Teachers at Armidale Secondary College have walked off the job over issues regarding the amalgamation of two former high schools in Armidale.
President of Armidale Teachers Association Michael Sciffer said since the announcement of the amalgamation, teachers and principals have worked 'tirelessly' to make the new college a success.
"Unfortunately, the Minister for Education has failed to ensure the Department of Education supports students and teachers through the amalgamation," he said.
"Permanent and temporary teacher positions remain vacant, including the principal and there are regularly shortages of appropriately qualified teachers to replace staff on leave for training or illness."
Mr Sciffer claims teachers have been denied the time and resources they need to provide quality learning opportunities that cater for all student needs.
"And the Department is planning to cut many permanent teaching position from the school, increasing class sizes and the workload of teachers," he said.
Teachers Federation Deputy President Henry Rajendra said the 'botched' amalgamation at Armidale was a warning for other communities, like Murwillumbah, where the NSW Government was planning to force school amalgamations.
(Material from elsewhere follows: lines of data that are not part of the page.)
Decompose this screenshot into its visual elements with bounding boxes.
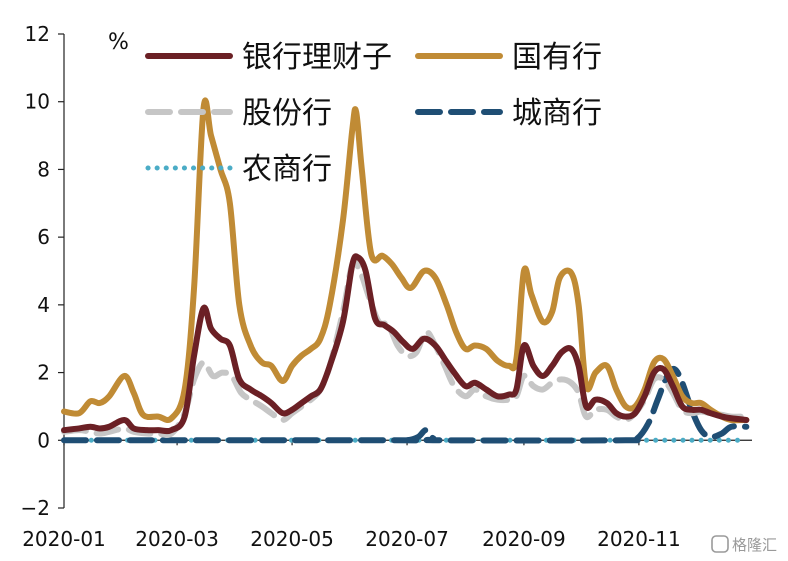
x-tick-label: 2020-09 [482,527,566,551]
y-tick-label: 8 [37,157,50,181]
y-tick-label: 2 [37,361,50,385]
x-tick-label: 2020-11 [597,527,681,551]
series-lines [61,97,750,444]
y-tick-label: 12 [25,22,50,46]
y-tick-label: 0 [37,428,50,452]
legend-label: 银行理财子 [242,40,392,75]
axes: −2 0 2 4 6 8 10 12 2020-01 2020-03 2020-05 2020-07 2… [21,22,752,551]
series-line-city-commercial-banks [61,365,750,444]
x-tick-label: 2020-05 [250,527,334,551]
y-unit-label: % [108,30,129,55]
x-tick-label: 2020-01 [22,527,106,551]
y-tick-label: 6 [37,225,50,249]
x-tick-label: 2020-07 [365,527,449,551]
legend-item-bank-wealth-subsidiary: 银行理财子 [145,40,392,75]
legend-item-joint-stock-banks: 股份行 [145,96,332,131]
watermark-logo-icon [711,535,729,553]
y-tick-label: 4 [37,293,50,317]
watermark: 格隆汇 [711,535,777,554]
y-tick-label: 10 [25,90,50,114]
series-line-bank-wealth-subsidiary [61,253,750,435]
legend-item-state-owned-banks: 国有行 [415,40,602,75]
legend-label: 农商行 [242,152,332,187]
y-tick-label: −2 [21,496,50,520]
series-line-state-owned-banks [61,97,750,424]
legend-label: 股份行 [242,96,332,131]
legend-item-city-commercial-banks: 城商行 [415,96,602,131]
watermark-text: 格隆汇 [732,536,777,554]
legend-label: 国有行 [512,40,602,75]
x-tick-label: 2020-03 [135,527,219,551]
legend-label: 城商行 [512,96,602,131]
legend-item-rural-commercial-banks: 农商行 [145,152,332,187]
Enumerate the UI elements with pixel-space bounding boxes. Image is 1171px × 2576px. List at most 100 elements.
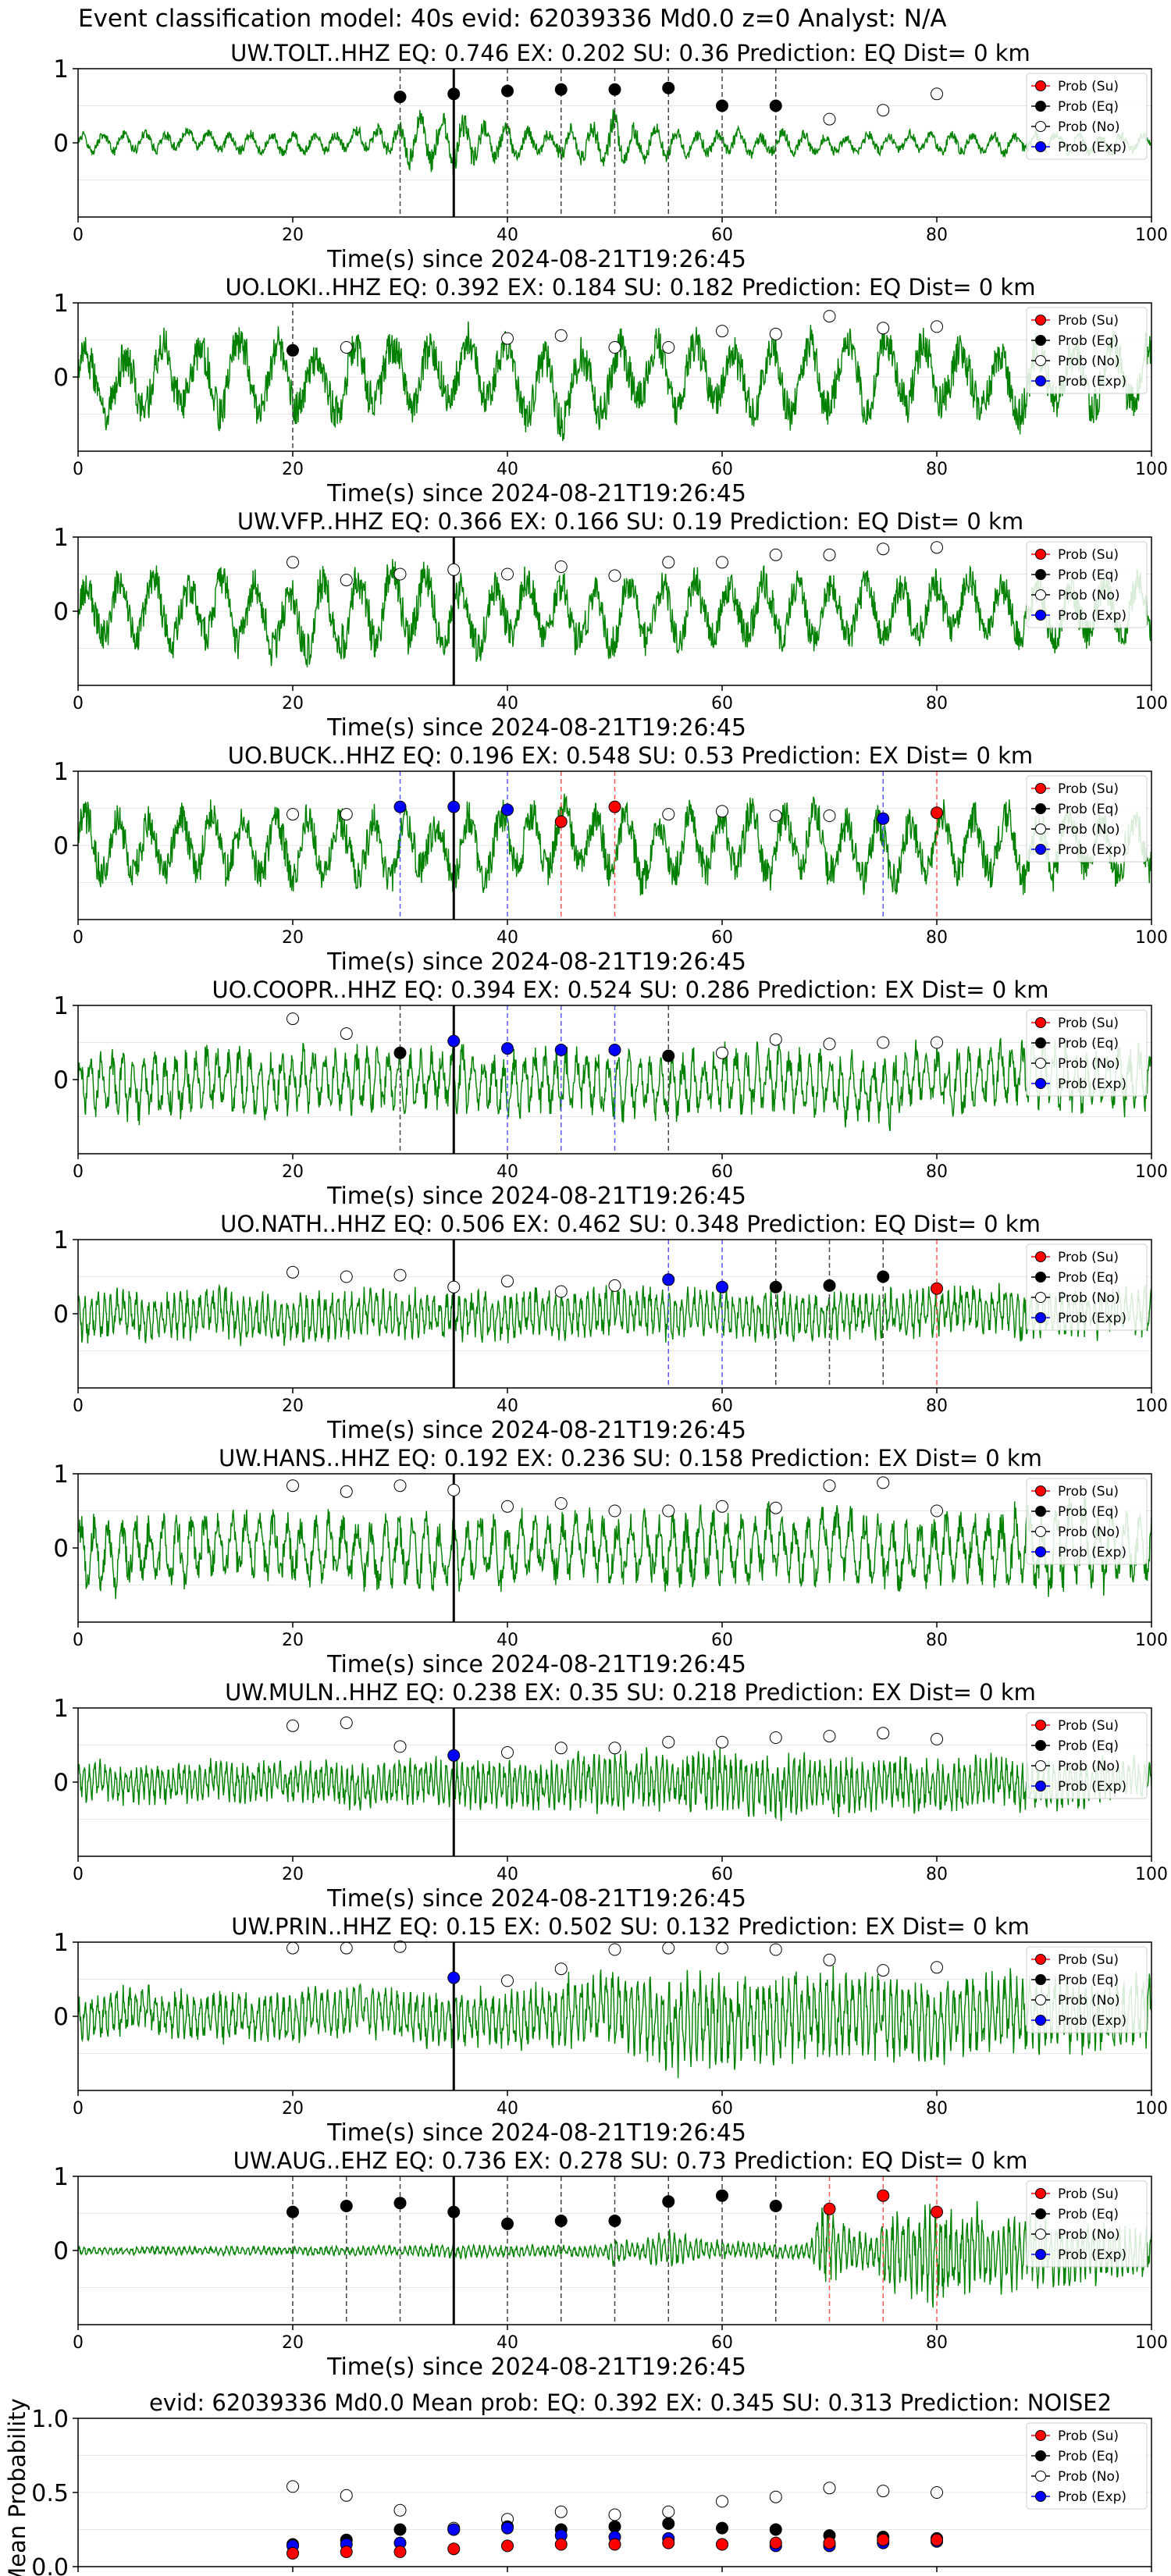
prob-marker-no	[931, 1036, 943, 1049]
legend-label-prob-eq: Prob (Eq)	[1058, 802, 1119, 817]
panel-1: 0 20 40 60 80 100 0 1 UW.TOLT..HHZ EQ: 0.746 EX:…	[53, 40, 1168, 273]
prob-marker-no	[340, 1717, 353, 1729]
prob-marker-eq	[608, 2215, 621, 2227]
prob-marker-no	[287, 808, 299, 821]
legend-marker-su	[1035, 549, 1046, 560]
prob-marker-no	[340, 1485, 353, 1498]
prob-marker-no	[931, 1504, 943, 1517]
prob-marker-no	[447, 1483, 461, 1496]
x-tick-label: 40	[497, 2333, 518, 2353]
legend-label-prob-eq: Prob (Eq)	[1058, 333, 1119, 349]
panel-title: UO.COOPR..HHZ EQ: 0.394 EX: 0.524 SU: 0.…	[212, 977, 1049, 1003]
y-tick-label: 1.0	[31, 2406, 69, 2433]
x-tick-label: 80	[926, 460, 948, 479]
panel-4: 0 20 40 60 80 100 0 1 UO.BUCK..HHZ EQ: 0.196 EX:…	[53, 742, 1168, 976]
mean-point-su	[608, 2538, 621, 2551]
legend-label-prob-eq: Prob (Eq)	[1058, 1036, 1119, 1051]
y-tick-label: 0	[53, 2003, 69, 2031]
figure-title: Event classification model: 40s evid: 62…	[78, 5, 947, 33]
prob-marker-eq	[447, 2205, 461, 2218]
x-tick-label: 20	[282, 1631, 304, 1650]
legend-marker-exp	[1035, 375, 1046, 386]
prob-marker-no	[823, 548, 836, 561]
x-axis-label: Time(s) since 2024-08-21T19:26:45	[326, 2119, 746, 2147]
legend-label-prob-su: Prob (Su)	[1058, 1016, 1119, 1031]
panel-title: UW.AUG..EHZ EQ: 0.736 EX: 0.278 SU: 0.73…	[233, 2147, 1028, 2174]
y-tick-label: 1	[53, 1695, 69, 1723]
x-tick-label: 60	[711, 1397, 733, 1416]
prob-marker-no	[608, 1742, 621, 1755]
x-tick-label: 80	[926, 226, 948, 245]
legend-label-prob-eq: Prob (Eq)	[1058, 2449, 1119, 2464]
legend-marker-exp	[1035, 1078, 1046, 1089]
legend: Prob (Su) Prob (Eq) Prob (No) Prob (Exp)	[1026, 1244, 1148, 1331]
prob-marker-no	[554, 1742, 568, 1755]
prob-marker-no	[287, 1941, 299, 1955]
prob-marker-eq	[501, 84, 514, 98]
x-tick-label: 60	[711, 1162, 733, 1182]
prob-marker-no	[716, 325, 728, 338]
x-tick-label: 20	[282, 694, 304, 713]
x-tick-label: 100	[1135, 1397, 1168, 1416]
legend-label-prob-su: Prob (Su)	[1058, 313, 1119, 329]
legend-label-prob-su: Prob (Su)	[1058, 2186, 1119, 2202]
legend-label-prob-eq: Prob (Eq)	[1058, 99, 1119, 115]
prob-marker-exp	[447, 1749, 461, 1762]
prob-marker-no	[823, 809, 836, 822]
x-tick-label: 100	[1135, 928, 1168, 948]
prob-marker-eq	[823, 1279, 836, 1292]
prob-marker-no	[501, 332, 514, 345]
mean-point-su	[501, 2539, 514, 2553]
prob-marker-no	[340, 808, 353, 821]
legend-label-prob-exp: Prob (Exp)	[1058, 2013, 1127, 2029]
prob-marker-no	[769, 1033, 782, 1046]
prob-marker-no	[340, 574, 353, 587]
y-tick-label: 0	[53, 598, 69, 626]
panel-title: UO.BUCK..HHZ EQ: 0.196 EX: 0.548 SU: 0.5…	[228, 742, 1033, 769]
legend-marker-no	[1035, 1994, 1046, 2005]
legend-label-prob-su: Prob (Su)	[1058, 1718, 1119, 1734]
prob-marker-no	[393, 1740, 407, 1753]
legend-marker-eq	[1035, 803, 1046, 814]
x-tick-label: 40	[497, 694, 518, 713]
prob-marker-no	[393, 1940, 407, 1953]
prob-marker-su	[554, 815, 568, 828]
x-axis-label: Time(s) since 2024-08-21T19:26:45	[326, 1183, 746, 1210]
legend-marker-eq	[1035, 1740, 1046, 1751]
x-tick-label: 20	[282, 2099, 304, 2119]
prob-marker-no	[769, 548, 782, 561]
x-tick-label: 20	[282, 928, 304, 948]
prob-marker-no	[340, 341, 353, 354]
legend-label-prob-exp: Prob (Exp)	[1058, 1545, 1127, 1560]
waveform-trace	[78, 321, 1151, 442]
prob-marker-no	[662, 1941, 675, 1955]
legend-label-prob-no: Prob (No)	[1058, 588, 1120, 603]
legend-box	[1026, 1478, 1148, 1565]
prob-marker-su	[608, 800, 621, 813]
x-tick-label: 60	[711, 1865, 733, 1884]
legend-label-prob-eq: Prob (Eq)	[1058, 1738, 1119, 1754]
legend-label-prob-su: Prob (Su)	[1058, 2428, 1119, 2444]
prob-marker-no	[769, 1501, 782, 1514]
mean-point-su	[662, 2536, 675, 2549]
prob-marker-no	[877, 1964, 890, 1977]
x-tick-label: 100	[1135, 1162, 1168, 1182]
y-axis-label: Mean Probability	[4, 2398, 30, 2576]
prob-marker-no	[823, 1953, 836, 1966]
panel-title: UW.MULN..HHZ EQ: 0.238 EX: 0.35 SU: 0.21…	[225, 1679, 1036, 1706]
legend-marker-exp	[1035, 844, 1046, 855]
waveform-trace	[78, 1965, 1151, 2079]
legend: Prob (Su) Prob (Eq) Prob (No) Prob (Exp)	[1026, 307, 1148, 394]
x-tick-label: 40	[497, 1162, 518, 1182]
prob-marker-no	[716, 1941, 728, 1955]
legend-marker-eq	[1035, 1037, 1046, 1048]
legend-label-prob-eq: Prob (Eq)	[1058, 1504, 1119, 1520]
prob-marker-no	[662, 556, 675, 569]
legend-label-prob-su: Prob (Su)	[1058, 781, 1119, 797]
prob-marker-no	[716, 1046, 728, 1059]
legend-label-prob-no: Prob (No)	[1058, 119, 1120, 135]
legend-label-prob-exp: Prob (Exp)	[1058, 140, 1127, 155]
x-tick-label: 0	[73, 694, 84, 713]
legend-box	[1026, 73, 1148, 160]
"Teachers have walked off the job at Armidale Secondary College because they are frustrated at the litany of failures this amalgamation model delivers," he said.
"This amalgamation is a complete failure according to the staff at Armidale and they are calling on the NSW Government to urgently set up a full school development review of the way the school operates."
Mr Rajendra said it was time the Education Department recognised that forcing two schools to merge is a model that doesn't work.
"Teachers at Armidale Secondary College complain that they are short of the basic requirements to hold a lesson, with insufficient desks and chairs in some classrooms to accommodate 30 students," he said.
"Our members say the school fails to operate in accordance with the Education Department's policies and procedures when it comes to supplying enough staff to ensure an appropriately qualified teacher is available for each class."
The Department has failed to deliver subject-specific professional development to staff Mr Rajendra claimed, and failed to deliver student well-being and behaviour management procedures.
"It has failed to adequately staff the Intensive English Centre which is struggling with two unfilled vacancies," he said.
"On top of that, teachers are faced with increasing workloads that have reduced the time they have to prepare lessons and provide quality learning opportunities for their students."
Mr Rajendra said teachers at Armidale had lost confidence in the Education Department's ability to complete the amalgamation of the two former high schools.
"The evidence from Armidale is clear.
"Such school amalgamations are not improving learning opportunities for students and have damaged the well-being and morale of staff."
The NSW Department of Education has been contacted for comment. More to come.